A ceramide analog inhibits cPLA2 activity and consequent PGE2 formation in LPS-stimulated macrophages

Prostaglandin E2 (PGE2) is an important mediator of the inflammatory response. Phospho-ceramide analogue-1 (PCERA-1), a synthetic phospholipid-like molecule, was previously reported to modulate pro- and anti-inflammatory cytokine production. We show here that PCERA-1 inhibited LPS-stimulated PGE2 production in RAW264.7 macrophages, without affecting COX-2 expression. Furthermore, PCERA-1 efficiently suppressed arachidonic acid (AA) release in response to LPS. The dephosphorylated derivative of PCERA-1, ceramide analogue-1 (CERA-1), mimicked the inhibitory effect of PCERA-1 on AA release and PGE2 production in macrophages.
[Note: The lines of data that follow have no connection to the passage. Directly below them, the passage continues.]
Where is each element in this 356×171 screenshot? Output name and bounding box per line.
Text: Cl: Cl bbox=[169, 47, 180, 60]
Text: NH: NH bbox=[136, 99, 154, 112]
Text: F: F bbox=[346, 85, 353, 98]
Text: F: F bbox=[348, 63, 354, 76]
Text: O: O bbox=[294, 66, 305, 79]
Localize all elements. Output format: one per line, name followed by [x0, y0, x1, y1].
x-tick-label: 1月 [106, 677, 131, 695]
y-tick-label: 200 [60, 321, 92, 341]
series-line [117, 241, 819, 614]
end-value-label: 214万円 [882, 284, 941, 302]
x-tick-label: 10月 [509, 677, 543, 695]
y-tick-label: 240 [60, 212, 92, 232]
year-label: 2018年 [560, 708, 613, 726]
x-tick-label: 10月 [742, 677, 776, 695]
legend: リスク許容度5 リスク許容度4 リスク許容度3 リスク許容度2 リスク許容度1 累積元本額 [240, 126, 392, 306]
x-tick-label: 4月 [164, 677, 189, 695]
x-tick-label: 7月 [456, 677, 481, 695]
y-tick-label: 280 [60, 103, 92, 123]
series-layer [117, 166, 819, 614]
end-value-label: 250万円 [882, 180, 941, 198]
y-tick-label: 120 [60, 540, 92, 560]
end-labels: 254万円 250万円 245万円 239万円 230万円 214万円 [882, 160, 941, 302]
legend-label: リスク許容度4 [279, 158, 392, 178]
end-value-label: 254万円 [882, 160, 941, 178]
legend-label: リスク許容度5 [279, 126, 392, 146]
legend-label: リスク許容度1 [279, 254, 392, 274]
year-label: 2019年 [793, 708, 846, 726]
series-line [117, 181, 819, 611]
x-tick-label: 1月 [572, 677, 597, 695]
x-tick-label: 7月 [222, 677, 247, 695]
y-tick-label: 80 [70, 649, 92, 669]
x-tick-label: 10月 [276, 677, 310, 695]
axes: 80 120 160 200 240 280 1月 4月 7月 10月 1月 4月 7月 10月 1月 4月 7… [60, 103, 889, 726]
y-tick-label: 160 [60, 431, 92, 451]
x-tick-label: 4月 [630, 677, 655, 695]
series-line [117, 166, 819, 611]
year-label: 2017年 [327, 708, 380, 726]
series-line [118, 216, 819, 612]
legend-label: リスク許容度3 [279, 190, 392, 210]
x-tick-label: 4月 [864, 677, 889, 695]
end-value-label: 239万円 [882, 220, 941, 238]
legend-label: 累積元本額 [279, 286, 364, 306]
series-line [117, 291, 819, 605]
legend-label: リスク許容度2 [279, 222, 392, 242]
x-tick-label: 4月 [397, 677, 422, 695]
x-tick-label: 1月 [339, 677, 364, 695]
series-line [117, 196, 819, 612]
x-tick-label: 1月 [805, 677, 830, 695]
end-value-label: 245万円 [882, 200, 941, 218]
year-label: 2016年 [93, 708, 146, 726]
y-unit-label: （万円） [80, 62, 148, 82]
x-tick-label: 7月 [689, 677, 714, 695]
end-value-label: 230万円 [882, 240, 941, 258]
Inhibition of PGE2 production by CERA-1 was completely rescued by addition of exogenous AA. Importantly, PCERA-1 and ceramide-1-phosphate (C1P) stimulated the enzymatic activity of cPLA2α in an in vitro assay, whereas CERA-1 and ceramide inhibited both basal and C1P-stimulated cPLA2α activity. Collectively, these results indicate that CERA-1 suppresses AA release and subsequent PGE2 production in LPS-stimulated macrophages by direct interaction with cPLA2, and suggest that ceramide may similarly counteract C1P effect on cPLA2 activity in cells. The suppression of PGE2 production is suggested to contribute to the anti-inflammatory action of PCERA-1.